Poniedziałek, 12 czerwca 2017 (13:30)

Naukowcy z Oregon Health & Science University w Portland mają dobrą wiadomość dla osób, które w związku z problemem z zębami muszą poddać się leczeniu kanałowemu. Wyniki eksperymentu, opublikowane na łamach czasopisma "Scientific Reports", dają szansę, że po takim zabiegu ząb nie pozostanie martwy. W warunkach laboratoryjnych powiodła się bowiem próba odtworzenia naczyń krwionośnych, które mogłyby zapewnić tkance zęba dalsze odżywianie.

Leczenie kanałowe, konieczne w przypadku poważnych uszkodzeń zęba i procesów zapalnych obejmujących jego miazgę polega na usunięciu tej miazgi, w tym naczyń krwionośnych i włókien nerwowych. Kanał zębowy zostaje oczyszczony, zatruty i wypełniony substancją stabilizującą. Po takim zabiegu ząb pozostaje zabezpieczony, ale martwy i z czasem coraz bardziej podatny na uszkodzenia. Badacze z Oregonu pokazali, że ten scenariusz można nieco zmienić i sprawić, że ząb po zabiegu będzie wciąż mocny.

Leczenie kanałowe eliminuje czucie i dopływ krwi do zęba, sprawia, że jest martwy, nie działają w nim żadne biologiczne mechanizmy obronne. W takiej sytuacji rośnie ryzyko utraty zęba, potrzeby późniejszego zastosowania implantów, czy protez zębowych - mówi szef zespołu badawczego, prof. Luiz Bertassoni z OHSU School of Dentistry.

Bertassoni wraz z kolegami prowadził już wcześniej pracę nad odtwarzaniem naczyń krwionośnych z wykorzystaniem technologii druku 3D. Tym razem w oczyszczonym kanale usuniętego zęba przedtrzonowego umieścił wykonaną z włókien cząsteczek cukru formę w kształcie naczyń krwionośnych i wypełnił żelem zawierającym białka i komórki miazgi zęba. Po usunięciu tej formy, w powstałe kanaliki wprowadzono komórki śródbłonka, pobrane z naczyń krwionośnych. Po siedmiu dniach we wnętrzu zęba uformowały się nowe naczynia.

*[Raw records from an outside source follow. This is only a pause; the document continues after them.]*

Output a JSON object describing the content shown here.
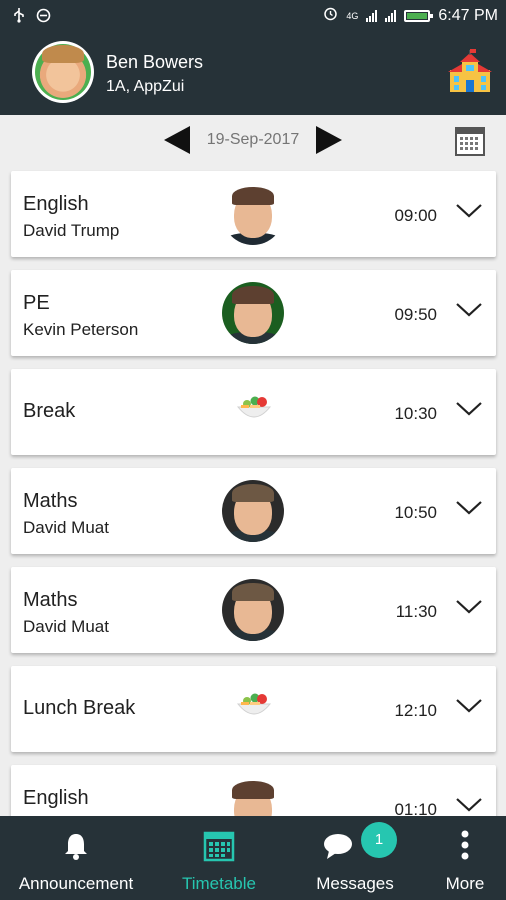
{
  "status_bar": {
    "time": "6:47 PM",
    "network": "4G"
  },
  "header": {
    "user_name": "Ben Bowers",
    "user_class": "1A, AppZui"
  },
  "date_nav": {
    "date": "19-Sep-2017"
  },
  "periods": [
    {
      "subject": "English",
      "teacher": "David Trump",
      "time": "09:00",
      "icon": "teacher-photo"
    },
    {
      "subject": "PE",
      "teacher": "Kevin Peterson",
      "time": "09:50",
      "icon": "teacher-photo"
    },
    {
      "subject": "Break",
      "teacher": "",
      "time": "10:30",
      "icon": "food-bowl-icon"
    },
    {
      "subject": "Maths",
      "teacher": "David Muat",
      "time": "10:50",
      "icon": "teacher-photo"
    },
    {
      "subject": "Maths",
      "teacher": "David Muat",
      "time": "11:30",
      "icon": "teacher-photo"
    },
    {
      "subject": "Lunch Break",
      "teacher": "",
      "time": "12:10",
      "icon": "food-bowl-icon"
    },
    {
      "subject": "English",
      "teacher": "",
      "time": "01:10",
      "icon": "teacher-photo"
    }
  ],
  "bottom_nav": {
    "items": [
      {
        "label": "Announcement",
        "icon": "bell-icon"
      },
      {
        "label": "Timetable",
        "icon": "calendar-grid-icon",
        "active": true
      },
      {
        "label": "Messages",
        "icon": "chat-bubble-icon",
        "badge": "1"
      },
      {
        "label": "More",
        "icon": "more-vertical-icon"
      }
    ]
  },
  "colors": {
    "bar_background": "#263238",
    "accent": "#26c6b0",
    "page_background": "#eeeeee"
  }
}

Ten wynik pokazuje, że tworzenie sztucznych naczyń krwionośnych może być efektywną strategią przywracania funkcji zębów - podkreśla Bertassoni. Wierzymy, że to odkrycie sprawi, że w przyszłości leczenie kanałowe będzie prowadzone w zupełnie nowy sposób - tłumaczy.

Nowa metoda wydaje się na razie dość skomplikowana i - co za tym idzie - prawdopodobnie dość kosztowna. Nie wiadomo też, czy w praktycznym zastosowaniu nie okaże się dla pacjenta nadmiernie uciążliwa. Jeśli jednak się przyjmie może sprawić, że nasze osobiste zęby wystarczą nam na dłużej. To może być gra warta świeczki...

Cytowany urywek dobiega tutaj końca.